Woody Allen turns 79 this year, easily putting him in an age bracket where he could have long since retired. But unlike 84-year-old Clint Eastwood, whose last several films have grown increasingly tedious and uneven, Allen has been enjoying a remarkable career renaissance for the past decade since he finally decided to leave New York City behind and expand his artistic palette to include some of the world’s most glamorous locations, including Barcelona, Paris, London and Rome.

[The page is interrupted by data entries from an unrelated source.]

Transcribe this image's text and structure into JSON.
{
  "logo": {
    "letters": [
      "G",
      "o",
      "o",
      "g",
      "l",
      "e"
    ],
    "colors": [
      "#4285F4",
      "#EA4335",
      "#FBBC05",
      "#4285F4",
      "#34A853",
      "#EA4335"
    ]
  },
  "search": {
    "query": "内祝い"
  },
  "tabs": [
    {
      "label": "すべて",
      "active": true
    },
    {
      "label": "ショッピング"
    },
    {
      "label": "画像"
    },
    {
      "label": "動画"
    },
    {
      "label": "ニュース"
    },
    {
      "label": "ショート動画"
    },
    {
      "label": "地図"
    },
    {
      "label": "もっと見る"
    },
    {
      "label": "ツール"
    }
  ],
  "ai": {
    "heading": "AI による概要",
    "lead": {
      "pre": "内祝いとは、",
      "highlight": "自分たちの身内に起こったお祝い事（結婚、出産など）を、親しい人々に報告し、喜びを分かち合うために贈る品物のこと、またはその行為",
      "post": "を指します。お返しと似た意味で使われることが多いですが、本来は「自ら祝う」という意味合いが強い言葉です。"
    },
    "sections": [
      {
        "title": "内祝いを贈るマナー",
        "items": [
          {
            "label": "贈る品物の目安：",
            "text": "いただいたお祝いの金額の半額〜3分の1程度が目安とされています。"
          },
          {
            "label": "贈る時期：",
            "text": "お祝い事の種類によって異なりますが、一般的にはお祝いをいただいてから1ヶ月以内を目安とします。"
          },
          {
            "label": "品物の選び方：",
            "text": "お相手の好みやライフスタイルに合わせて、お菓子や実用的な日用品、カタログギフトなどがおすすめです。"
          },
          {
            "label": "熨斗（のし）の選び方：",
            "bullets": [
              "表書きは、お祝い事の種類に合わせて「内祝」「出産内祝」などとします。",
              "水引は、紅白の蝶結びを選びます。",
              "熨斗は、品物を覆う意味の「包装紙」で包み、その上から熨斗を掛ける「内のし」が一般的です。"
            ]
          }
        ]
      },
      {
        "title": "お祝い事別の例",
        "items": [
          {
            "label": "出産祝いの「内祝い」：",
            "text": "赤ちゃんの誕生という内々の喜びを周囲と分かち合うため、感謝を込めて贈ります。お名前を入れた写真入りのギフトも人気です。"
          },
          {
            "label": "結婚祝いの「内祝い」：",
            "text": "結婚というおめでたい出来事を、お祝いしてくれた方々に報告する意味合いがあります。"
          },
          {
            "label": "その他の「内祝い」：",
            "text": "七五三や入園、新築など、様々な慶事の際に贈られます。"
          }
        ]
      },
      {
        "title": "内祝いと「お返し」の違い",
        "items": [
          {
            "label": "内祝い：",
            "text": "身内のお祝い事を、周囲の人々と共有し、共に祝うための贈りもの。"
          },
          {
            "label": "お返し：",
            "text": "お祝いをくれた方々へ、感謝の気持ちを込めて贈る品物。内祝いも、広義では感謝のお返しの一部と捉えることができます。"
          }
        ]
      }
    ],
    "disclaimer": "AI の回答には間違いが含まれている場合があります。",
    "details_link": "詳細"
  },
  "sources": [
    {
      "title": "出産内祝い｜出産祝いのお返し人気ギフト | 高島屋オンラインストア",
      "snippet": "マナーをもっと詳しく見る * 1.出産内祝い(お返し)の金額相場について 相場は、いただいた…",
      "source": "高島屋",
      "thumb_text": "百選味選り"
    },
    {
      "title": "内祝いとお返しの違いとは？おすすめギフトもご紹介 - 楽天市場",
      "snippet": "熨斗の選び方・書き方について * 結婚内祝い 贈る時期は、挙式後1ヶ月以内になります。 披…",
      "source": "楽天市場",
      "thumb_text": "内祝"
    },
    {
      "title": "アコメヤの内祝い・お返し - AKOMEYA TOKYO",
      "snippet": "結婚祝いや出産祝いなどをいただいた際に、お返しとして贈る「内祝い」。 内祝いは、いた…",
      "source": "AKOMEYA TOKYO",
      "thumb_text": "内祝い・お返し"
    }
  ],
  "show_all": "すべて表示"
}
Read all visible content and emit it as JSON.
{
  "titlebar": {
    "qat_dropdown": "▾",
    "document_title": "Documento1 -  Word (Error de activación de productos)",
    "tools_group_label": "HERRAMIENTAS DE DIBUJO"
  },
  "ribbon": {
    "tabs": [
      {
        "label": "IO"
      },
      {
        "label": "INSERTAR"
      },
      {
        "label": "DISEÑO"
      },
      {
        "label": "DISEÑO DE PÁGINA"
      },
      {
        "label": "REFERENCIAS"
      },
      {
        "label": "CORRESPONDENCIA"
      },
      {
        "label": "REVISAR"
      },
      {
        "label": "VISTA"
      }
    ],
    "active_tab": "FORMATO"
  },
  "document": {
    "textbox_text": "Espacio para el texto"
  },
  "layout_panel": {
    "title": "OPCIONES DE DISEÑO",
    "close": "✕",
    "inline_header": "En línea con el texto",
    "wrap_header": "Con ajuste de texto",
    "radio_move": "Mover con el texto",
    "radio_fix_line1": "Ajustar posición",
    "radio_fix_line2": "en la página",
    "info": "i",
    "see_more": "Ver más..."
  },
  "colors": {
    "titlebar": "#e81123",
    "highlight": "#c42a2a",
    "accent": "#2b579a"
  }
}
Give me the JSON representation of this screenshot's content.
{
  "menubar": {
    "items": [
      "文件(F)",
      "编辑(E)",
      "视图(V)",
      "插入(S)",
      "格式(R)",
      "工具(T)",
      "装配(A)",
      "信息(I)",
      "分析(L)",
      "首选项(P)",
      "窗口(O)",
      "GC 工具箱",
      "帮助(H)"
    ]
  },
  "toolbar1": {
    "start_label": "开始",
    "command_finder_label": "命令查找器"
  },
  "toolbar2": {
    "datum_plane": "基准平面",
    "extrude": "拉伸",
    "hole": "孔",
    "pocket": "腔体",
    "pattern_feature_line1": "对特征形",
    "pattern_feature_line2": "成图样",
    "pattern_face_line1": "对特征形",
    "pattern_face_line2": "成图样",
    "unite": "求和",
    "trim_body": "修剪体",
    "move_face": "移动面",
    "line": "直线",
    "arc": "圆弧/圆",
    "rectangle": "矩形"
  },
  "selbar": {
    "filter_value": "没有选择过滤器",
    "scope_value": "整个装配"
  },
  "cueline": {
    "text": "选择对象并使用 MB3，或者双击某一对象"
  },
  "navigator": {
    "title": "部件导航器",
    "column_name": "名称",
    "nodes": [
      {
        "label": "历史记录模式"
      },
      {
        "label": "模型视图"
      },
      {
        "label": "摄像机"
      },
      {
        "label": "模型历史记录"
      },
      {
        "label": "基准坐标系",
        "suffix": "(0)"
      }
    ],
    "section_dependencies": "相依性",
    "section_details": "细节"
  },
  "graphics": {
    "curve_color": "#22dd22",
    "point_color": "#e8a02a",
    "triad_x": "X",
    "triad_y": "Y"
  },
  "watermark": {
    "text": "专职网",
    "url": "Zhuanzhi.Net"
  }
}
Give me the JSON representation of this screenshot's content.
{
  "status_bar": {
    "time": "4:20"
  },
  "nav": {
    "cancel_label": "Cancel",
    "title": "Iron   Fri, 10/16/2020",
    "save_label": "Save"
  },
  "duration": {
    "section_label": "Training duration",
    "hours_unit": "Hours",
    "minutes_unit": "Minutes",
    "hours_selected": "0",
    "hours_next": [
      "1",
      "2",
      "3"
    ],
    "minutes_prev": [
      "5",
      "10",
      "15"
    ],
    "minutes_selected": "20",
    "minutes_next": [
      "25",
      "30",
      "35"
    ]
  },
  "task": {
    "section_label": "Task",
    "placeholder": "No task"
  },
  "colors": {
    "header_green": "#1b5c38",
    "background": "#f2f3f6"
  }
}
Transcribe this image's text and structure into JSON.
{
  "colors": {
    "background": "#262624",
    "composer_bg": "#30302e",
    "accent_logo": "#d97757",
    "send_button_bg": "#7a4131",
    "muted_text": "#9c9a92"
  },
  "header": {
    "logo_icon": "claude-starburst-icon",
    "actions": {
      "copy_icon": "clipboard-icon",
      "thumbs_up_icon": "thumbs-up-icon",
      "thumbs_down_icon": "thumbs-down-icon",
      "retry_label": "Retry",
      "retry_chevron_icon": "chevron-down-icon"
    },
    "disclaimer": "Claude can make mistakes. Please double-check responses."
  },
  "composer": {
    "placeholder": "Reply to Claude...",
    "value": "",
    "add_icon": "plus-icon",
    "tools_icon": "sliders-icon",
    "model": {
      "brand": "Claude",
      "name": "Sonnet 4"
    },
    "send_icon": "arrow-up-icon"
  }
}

The exhilarating results have also carried him along on the hottest box-office streak of his lengthy career, with “Midnight in Paris” and last year’s “Blue Jasmine” two of his biggest hits ever. His latest film, “Magic in the Moonlight,” hasn’t caught fire with audiences, but with movie buffs trapped in the deadly dull transition period between summer blockbusters and fall prestige pictures, it carries more than enough charm to be worthwhile in addition to engaging viewers in some of Allen’s most personal musings ever on life, death, love and the afterlife.

Not to worry, “Magic” is a long way from a return to Allen’s utterly depressing late-‘70s Ingmar Bergman tribute “Interiors,” which drew critical praise but which the general public found an insufferable bafflement released between his two greatest films, “Annie Hall” and “Manhattan.” Rather, “Magic” is a lighthearted comic and romantic soufflé as it follows the comic yet philosophical battle between an alleged American psychic named Sophie (Emma Stone) and the famous magician Stanley (Colin Firth) who is asked to debunk her seemingly uncanny ability to communicate with the dead.

Stanley is first seen performing in Berlin as his alter ego Chinese illusionist Wei Ling Soo, wowing a crowd in the opening scene before an old magician friend named Howard (Simon McBurney) visits him backstage and asks him to help a family of rich friends. The family has fallen under the spell of Sophie, who travels with her mother to seemingly random places and convinces people along the way that she can communicate with their deceased loved ones via séances.

Since the heir to this family, Brice (Hamish Linklater), has fallen hopelessly in love with her, the family is afraid that Sophie is just a gold-digger out to win the family fortune by pretending to communicate with their dead patriarch. Stanley agrees to re-direct his planned vacation to visit the family with Stanley and attempt to prove that Sophie is a fraud  - but the problem is, she instantly knows so much about him that he’s thrown for a loop.

Add in the fact that Stanley finds her séance techniques to be seamless, and a comic battle of the mind, spirit and heart ensues. The more Sophie baffles him with her impossible knowledge about everyone she meets or conveys seemingly real messages from the Great Beyond, the more Stanley starts to feel his  bedrock atheism and absolute rejection of all things supernatural are crumbling. Oh, and he’s starting to fall for her too.


All this is literally old-fashioned fun, but while the fast-paced banter about love, life, death and the afterlife is amusing on an artistic level, as a Catholic reviewer I must point out that Stanley makes very frequent jabs at belief in God, and despite the intriguing twists that Sophie's charms put on him, the movie's overall attitude towards the spiritual and supernatural is very much in keeping with Allen's openly atheistic worldview. The movie isn't meanspirited about its atheism, but perhaps the fact it tries to be genial and funny makes it more insidious in that regard. Still, there's nothing in the movie that will shake any viewer's faith. 

It’s not hard to peg why “Magic” isn’t clicking with crowds on the broad level that “Jasmine” and “Paris” did, for it is set in 1928 in quaint settings with a very old-school jazzy score, rather than being vibrantly contemporary. But Firth and Stone set off comic sparks that are a joy to behold, Linklater plays his comical doofus for ample laughs and there's the usual barrage of witty one-liners that makes Allen beloved.

Inexplicably rated PG-13 despite practically being G-rated in content aside from its realistic time-period depiction of frequent cigarette smoking, “Magic” is also classy fun for those who wonder if such a thing is possible anymore in today’s comedies. For those looking for good clean fun at the movies, it’s easy to fall under  this film’s spell.